World Shut Yer Mouth
To be honest, the "worldphone" concept appealed mostly to globe-trotting business travelers and was hobbled well before the dawn of 4G. The move to CDMA in the U.S. and South Korea in the mid-1990s pretty much broke any hope -- or fear -- of a single worldwide digital cellular standard in GSM. Not that it would have been that simple anyway. Operators worldwide use different bandwidths for the same standards, so, at the very least, users would require a frequency-agile phone.
4G, however, is about to add a few more wrinkles to the worldphone conundrum. Handset vendors are going to need to come out with multi-mode, multi-band radios just to allow early users to roam between WiMax and 3G networks in their home markets. A worldphone would need to support WiMax and CDMA and GSM on a number of different frequencies, especially since 802.16 will operate on multiple bands worldwide.

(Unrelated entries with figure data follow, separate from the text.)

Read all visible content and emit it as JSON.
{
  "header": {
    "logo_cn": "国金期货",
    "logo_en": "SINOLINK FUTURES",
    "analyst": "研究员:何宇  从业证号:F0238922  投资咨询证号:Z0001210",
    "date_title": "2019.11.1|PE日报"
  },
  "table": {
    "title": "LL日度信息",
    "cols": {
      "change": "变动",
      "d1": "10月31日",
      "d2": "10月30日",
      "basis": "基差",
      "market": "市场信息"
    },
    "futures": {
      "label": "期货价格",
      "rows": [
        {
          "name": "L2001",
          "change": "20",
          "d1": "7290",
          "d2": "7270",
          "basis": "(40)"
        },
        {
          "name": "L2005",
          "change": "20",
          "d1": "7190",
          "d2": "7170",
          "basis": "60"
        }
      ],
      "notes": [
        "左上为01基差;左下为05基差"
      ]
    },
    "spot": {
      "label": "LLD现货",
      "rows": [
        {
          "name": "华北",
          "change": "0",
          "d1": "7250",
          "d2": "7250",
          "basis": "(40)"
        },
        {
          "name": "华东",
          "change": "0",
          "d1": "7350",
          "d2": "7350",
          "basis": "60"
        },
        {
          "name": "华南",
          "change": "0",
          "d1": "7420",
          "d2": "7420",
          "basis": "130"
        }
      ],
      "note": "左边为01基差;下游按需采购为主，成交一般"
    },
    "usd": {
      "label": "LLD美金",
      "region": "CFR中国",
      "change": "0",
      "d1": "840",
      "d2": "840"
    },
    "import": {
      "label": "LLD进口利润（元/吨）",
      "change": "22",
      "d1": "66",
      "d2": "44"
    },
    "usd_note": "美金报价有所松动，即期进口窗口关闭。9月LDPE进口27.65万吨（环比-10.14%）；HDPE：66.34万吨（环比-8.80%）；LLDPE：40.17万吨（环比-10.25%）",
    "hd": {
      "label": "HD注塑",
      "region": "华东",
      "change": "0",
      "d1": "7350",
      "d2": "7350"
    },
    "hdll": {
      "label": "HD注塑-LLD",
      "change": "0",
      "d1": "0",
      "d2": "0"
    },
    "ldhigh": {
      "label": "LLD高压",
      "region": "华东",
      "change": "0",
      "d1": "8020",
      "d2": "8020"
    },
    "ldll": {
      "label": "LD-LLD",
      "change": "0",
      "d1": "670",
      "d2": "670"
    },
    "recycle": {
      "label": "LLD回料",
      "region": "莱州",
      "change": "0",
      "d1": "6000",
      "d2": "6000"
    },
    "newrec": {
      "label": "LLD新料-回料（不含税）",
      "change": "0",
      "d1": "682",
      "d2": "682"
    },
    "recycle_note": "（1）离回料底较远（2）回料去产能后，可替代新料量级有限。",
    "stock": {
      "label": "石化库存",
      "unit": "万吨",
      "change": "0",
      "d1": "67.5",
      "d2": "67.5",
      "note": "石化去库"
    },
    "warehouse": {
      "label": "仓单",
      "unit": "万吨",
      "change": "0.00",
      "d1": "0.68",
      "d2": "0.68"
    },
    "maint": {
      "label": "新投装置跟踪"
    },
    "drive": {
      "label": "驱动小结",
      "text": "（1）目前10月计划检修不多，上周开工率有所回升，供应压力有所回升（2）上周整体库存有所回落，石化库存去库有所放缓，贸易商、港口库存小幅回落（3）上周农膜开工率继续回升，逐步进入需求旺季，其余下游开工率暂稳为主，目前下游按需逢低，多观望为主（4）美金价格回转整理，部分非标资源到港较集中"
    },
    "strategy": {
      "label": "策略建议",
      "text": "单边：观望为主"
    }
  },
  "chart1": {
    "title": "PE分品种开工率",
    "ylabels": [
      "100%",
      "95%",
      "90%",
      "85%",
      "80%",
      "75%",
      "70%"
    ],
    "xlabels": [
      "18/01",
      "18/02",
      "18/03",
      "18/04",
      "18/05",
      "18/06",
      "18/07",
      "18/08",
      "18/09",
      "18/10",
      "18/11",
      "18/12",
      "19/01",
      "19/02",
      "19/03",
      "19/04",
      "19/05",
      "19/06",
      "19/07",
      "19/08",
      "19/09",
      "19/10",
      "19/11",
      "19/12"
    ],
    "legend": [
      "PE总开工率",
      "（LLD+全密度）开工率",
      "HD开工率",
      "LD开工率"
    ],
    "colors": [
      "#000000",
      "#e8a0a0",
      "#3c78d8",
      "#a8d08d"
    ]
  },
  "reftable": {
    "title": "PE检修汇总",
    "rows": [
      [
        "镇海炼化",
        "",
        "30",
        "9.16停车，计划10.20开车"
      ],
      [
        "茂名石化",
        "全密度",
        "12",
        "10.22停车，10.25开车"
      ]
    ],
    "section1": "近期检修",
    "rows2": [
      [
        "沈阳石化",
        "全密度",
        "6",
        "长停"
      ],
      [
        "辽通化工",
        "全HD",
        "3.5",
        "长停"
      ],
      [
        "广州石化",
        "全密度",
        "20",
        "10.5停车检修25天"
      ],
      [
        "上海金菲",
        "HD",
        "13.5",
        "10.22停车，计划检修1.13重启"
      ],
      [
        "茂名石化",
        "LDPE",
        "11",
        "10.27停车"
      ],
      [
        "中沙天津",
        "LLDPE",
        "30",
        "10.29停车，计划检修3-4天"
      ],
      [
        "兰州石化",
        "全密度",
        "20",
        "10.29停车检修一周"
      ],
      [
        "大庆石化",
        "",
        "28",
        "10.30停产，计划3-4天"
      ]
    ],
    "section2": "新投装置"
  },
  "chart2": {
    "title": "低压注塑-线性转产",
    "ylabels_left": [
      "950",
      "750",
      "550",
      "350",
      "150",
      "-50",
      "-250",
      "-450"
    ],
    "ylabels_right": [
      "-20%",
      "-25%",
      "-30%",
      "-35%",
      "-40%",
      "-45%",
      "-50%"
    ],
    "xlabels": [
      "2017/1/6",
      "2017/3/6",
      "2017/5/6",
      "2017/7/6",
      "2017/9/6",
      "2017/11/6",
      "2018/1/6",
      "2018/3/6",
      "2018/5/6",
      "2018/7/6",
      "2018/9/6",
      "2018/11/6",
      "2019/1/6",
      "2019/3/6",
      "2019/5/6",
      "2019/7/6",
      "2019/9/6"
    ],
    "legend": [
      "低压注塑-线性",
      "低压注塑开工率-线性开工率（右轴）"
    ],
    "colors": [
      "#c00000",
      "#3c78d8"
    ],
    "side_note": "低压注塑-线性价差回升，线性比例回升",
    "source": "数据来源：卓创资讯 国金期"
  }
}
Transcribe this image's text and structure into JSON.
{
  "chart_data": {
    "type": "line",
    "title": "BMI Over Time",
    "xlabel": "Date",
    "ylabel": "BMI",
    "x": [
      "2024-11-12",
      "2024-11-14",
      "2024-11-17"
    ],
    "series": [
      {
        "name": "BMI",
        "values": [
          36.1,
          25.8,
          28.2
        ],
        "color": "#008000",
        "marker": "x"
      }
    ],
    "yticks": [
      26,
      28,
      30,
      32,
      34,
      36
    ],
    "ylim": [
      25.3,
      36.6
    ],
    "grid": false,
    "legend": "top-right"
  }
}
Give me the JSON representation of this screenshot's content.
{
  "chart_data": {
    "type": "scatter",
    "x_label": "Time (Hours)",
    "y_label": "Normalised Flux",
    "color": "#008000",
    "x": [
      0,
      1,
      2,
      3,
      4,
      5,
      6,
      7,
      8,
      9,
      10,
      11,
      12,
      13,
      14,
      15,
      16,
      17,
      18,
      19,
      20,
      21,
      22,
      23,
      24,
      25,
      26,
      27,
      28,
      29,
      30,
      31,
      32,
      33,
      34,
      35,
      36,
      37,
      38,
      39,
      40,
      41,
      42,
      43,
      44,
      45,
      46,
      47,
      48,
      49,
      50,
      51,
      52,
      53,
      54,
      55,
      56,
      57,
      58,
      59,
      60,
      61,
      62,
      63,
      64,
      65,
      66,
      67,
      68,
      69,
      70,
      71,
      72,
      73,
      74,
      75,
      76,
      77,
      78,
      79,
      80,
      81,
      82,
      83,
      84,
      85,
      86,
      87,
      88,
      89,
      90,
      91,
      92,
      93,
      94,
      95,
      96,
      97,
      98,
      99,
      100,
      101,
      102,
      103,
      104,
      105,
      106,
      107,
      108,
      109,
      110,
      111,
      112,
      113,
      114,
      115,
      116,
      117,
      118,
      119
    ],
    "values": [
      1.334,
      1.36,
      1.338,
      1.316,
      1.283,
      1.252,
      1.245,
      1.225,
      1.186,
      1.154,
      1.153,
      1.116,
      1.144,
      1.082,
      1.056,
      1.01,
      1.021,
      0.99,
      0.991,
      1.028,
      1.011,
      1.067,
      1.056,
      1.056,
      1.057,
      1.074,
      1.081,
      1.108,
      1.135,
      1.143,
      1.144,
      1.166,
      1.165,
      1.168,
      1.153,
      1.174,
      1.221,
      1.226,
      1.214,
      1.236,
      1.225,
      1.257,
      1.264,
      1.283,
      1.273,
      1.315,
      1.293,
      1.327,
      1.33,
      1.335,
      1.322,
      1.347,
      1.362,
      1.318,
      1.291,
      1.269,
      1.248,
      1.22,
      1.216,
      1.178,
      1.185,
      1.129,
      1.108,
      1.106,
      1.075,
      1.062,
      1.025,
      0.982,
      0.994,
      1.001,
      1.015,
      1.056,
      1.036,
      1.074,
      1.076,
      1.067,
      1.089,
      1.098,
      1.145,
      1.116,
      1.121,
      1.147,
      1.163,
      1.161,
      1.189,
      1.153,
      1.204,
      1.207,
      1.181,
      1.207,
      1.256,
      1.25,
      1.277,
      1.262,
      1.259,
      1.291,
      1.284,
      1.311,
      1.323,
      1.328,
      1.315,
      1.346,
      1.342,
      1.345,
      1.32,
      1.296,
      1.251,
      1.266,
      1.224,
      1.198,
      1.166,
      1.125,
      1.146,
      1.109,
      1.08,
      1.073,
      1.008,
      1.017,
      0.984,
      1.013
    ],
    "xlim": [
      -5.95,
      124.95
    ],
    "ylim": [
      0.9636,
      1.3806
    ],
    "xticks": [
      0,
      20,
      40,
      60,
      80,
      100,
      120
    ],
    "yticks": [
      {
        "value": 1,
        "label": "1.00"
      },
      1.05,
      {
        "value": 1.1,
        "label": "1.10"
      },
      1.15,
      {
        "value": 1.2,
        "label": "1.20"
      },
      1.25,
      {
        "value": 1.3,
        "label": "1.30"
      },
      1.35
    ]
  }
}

And who is to say that operators will necessarilly all choose to use WiMax as their high-speed 4G technology when the time comes? There's no guarantee of that happening. Sprint Nextel certainly made the WiMax move to get a competitive edge on larger competitors. Might not other carriers decide that another technology will give them some kind of edge as well?
All in all, I suspect that the move to 4G and wireless broadband could leave users with faster downloads but fewer roaming options than they have now, and -- even at this early stage -- I'm almost certain you can kiss goodbye to the worldphone.